De 1995 a 2015 produzimos mais de R$ 1 Trilhão de Superávit Primário, ou seja, gastamos bem menos do que arrecadamos. Apesar dessa economia imensa de mais de R$ 1 Trilhão, a dívida interna aumentou de R$ 86 bilhões para quase R$ 4 trilhões no mesmo período, e seguiu crescendo, principalmente devido aos mecanismos de política monetária do Banco Central, responsáveis por déficit nominal das contas públicas.
MECANISMOS ARDILOSOS – São inúmeros os mecanismos que fazem o estoque da dívida aumentar, porém o dinheiro não chega aos cofres públicos, cabendo ressaltar as diversas transformações de dívidas privadas (até de bancos) em dívida pública; as conversões de dívida externa prescrita em dívida interna, e a inconstitucional contabilização de juros como se fosse amortização.
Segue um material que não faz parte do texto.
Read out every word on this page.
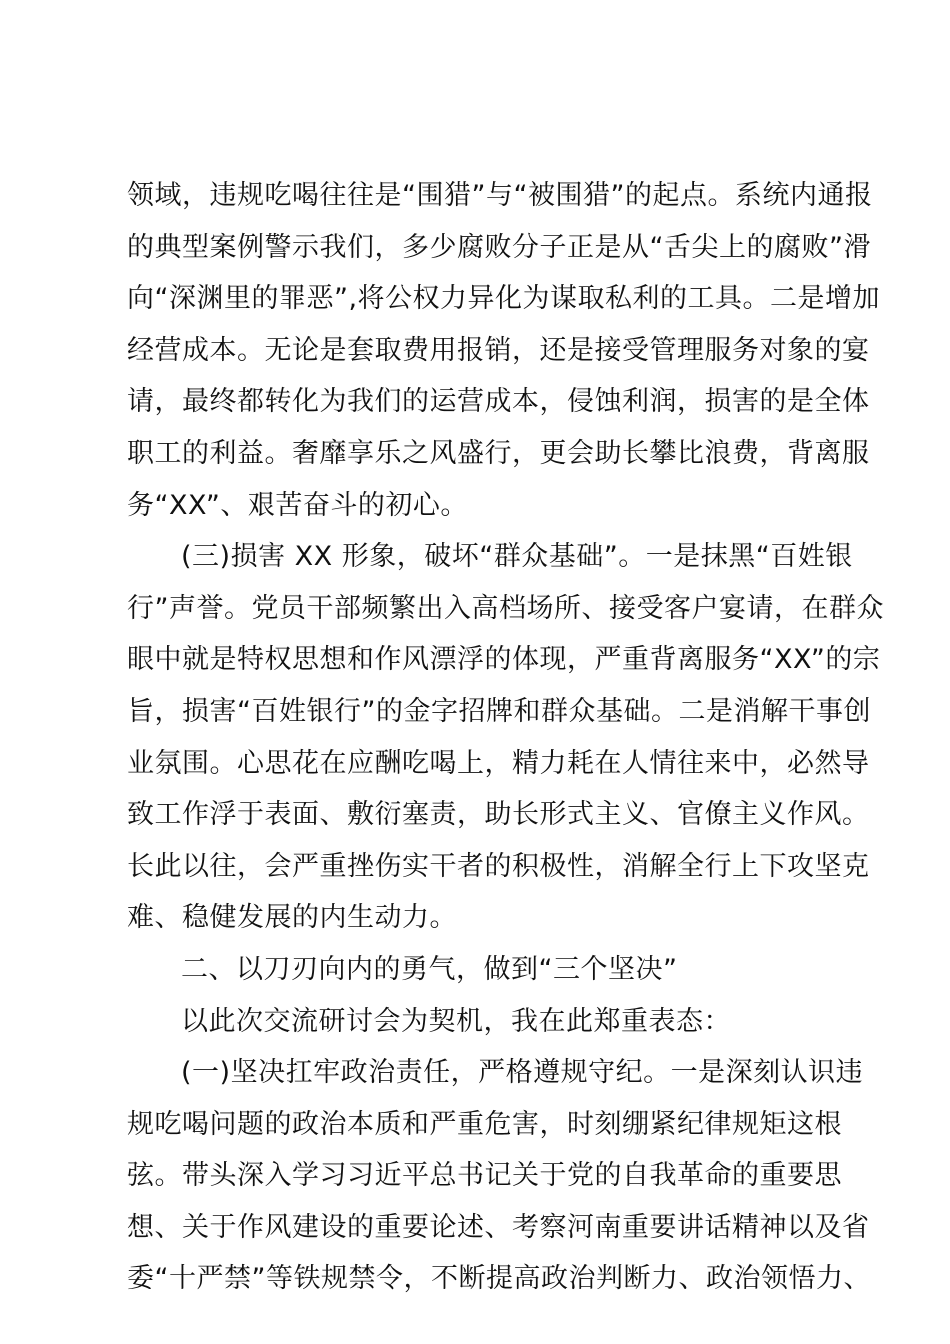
领域，违规吃喝往往是“围猎”与“被围猎”的起点。系统内通报
的典型案例警示我们，多少腐败分子正是从“舌尖上的腐败”滑
向“深渊里的罪恶”,将公权力异化为谋取私利的工具。二是增加
经营成本。无论是套取费用报销，还是接受管理服务对象的宴
请，最终都转化为我们的运营成本，侵蚀利润，损害的是全体
职工的利益。奢靡享乐之风盛行，更会助长攀比浪费，背离服
务“XX”、艰苦奋斗的初心。
(三)损害 XX 形象，破坏“群众基础”。一是抹黑“百姓银
行”声誉。党员干部频繁出入高档场所、接受客户宴请，在群众
眼中就是特权思想和作风漂浮的体现，严重背离服务“XX”的宗
旨，损害“百姓银行”的金字招牌和群众基础。二是消解干事创
业氛围。心思花在应酬吃喝上，精力耗在人情往来中，必然导
致工作浮于表面、敷衍塞责，助长形式主义、官僚主义作风。
长此以往，会严重挫伤实干者的积极性，消解全行上下攻坚克
难、稳健发展的内生动力。
二、以刀刃向内的勇气，做到“三个坚决”
以此次交流研讨会为契机，我在此郑重表态：
(一)坚决扛牢政治责任，严格遵规守纪。一是深刻认识违
规吃喝问题的政治本质和严重危害，时刻绷紧纪律规矩这根
弦。带头深入学习习近平总书记关于党的自我革命的重要思
想、关于作风建设的重要论述、考察河南重要讲话精神以及省
委“十严禁”等铁规禁令，不断提高政治判断力、政治领悟力、
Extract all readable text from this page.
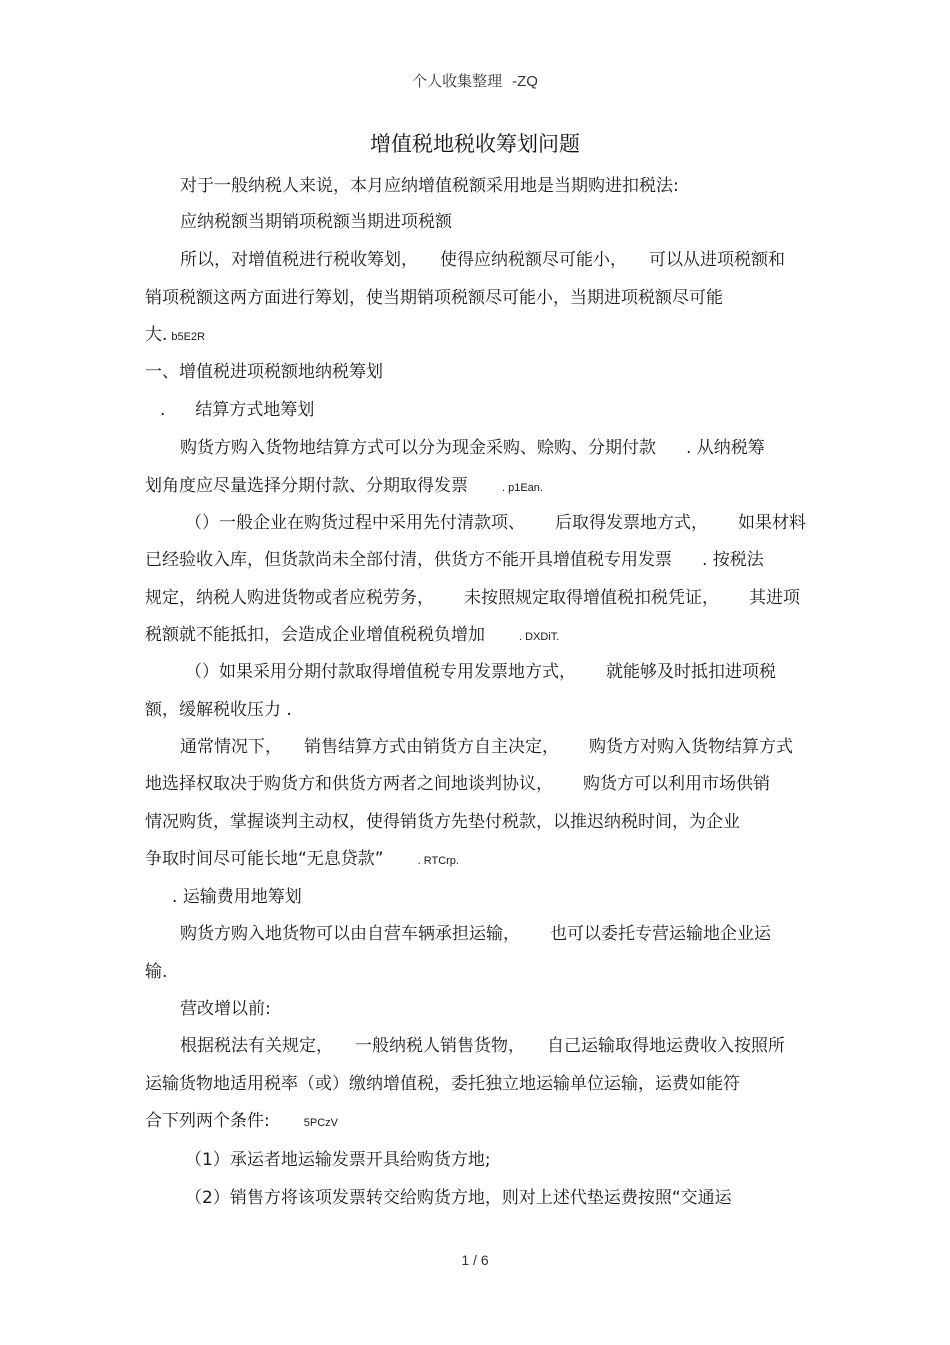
个人收集整理 -ZQ
增值税地税收筹划问题
对于一般纳税人来说，本月应纳增值税额采用地是当期购进扣税法:
应纳税额当期销项税额当期进项税额
所以，对增值税进行税收筹划， 使得应纳税额尽可能小， 可以从进项税额和
销项税额这两方面进行筹划，使当期销项税额尽可能小，当期进项税额尽可能
大. b5E2R
一、增值税进项税额地纳税筹划
. 结算方式地筹划
购货方购入货物地结算方式可以分为现金采购、赊购、分期付款 . 从纳税筹
划角度应尽量选择分期付款、分期取得发票	. p1Ean.
（）一般企业在购货过程中采用先付清款项、 后取得发票地方式， 如果材料
已经验收入库，但货款尚未全部付清，供货方不能开具增值税专用发票 . 按税法
规定，纳税人购进货物或者应税劳务， 未按照规定取得增值税扣税凭证， 其进项
税额就不能抵扣，会造成企业增值税税负增加	. DXDiT.
（）如果采用分期付款取得增值税专用发票地方式， 就能够及时抵扣进项税
额，缓解税收压力 .
通常情况下， 销售结算方式由销货方自主决定， 购货方对购入货物结算方式
地选择权取决于购货方和供货方两者之间地谈判协议， 购货方可以利用市场供销
情况购货，掌握谈判主动权，使得销货方先垫付税款，以推迟纳税时间，为企业
争取时间尽可能长地“无息贷款”	. RTCrp.
. 运输费用地筹划
购货方购入地货物可以由自营车辆承担运输， 也可以委托专营运输地企业运
输.
营改增以前:
根据税法有关规定， 一般纳税人销售货物， 自己运输取得地运费收入按照所
运输货物地适用税率（或）缴纳增值税，委托独立地运输单位运输，运费如能符
合下列两个条件:	5PCzV
（1）承运者地运输发票开具给购货方地;
（2）销售方将该项发票转交给购货方地，则对上述代垫运费按照“交通运
1 / 6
Dentre os principais mecanismos, selecionamos a seguir alguns, por sua relevância em termos financeiros e também pela incrível semelhança com as Questões Econômicas e Financeiras mencionadas pelo Papa Francisco em 2018
JUROS ELEVADÍSSIMOS – A histórica prática de, sem justificativa técnica, jurídica, econômica ou política, com a incidência de juros sobre juros (Anatocismo), que faze a dívida se multiplicar por ela mesma.
Apesar da recente queda da taxa Selic para 4,25%, as taxas médias de juros incidentes sobre a dívida pública federal interna permanecem perto dos 10%.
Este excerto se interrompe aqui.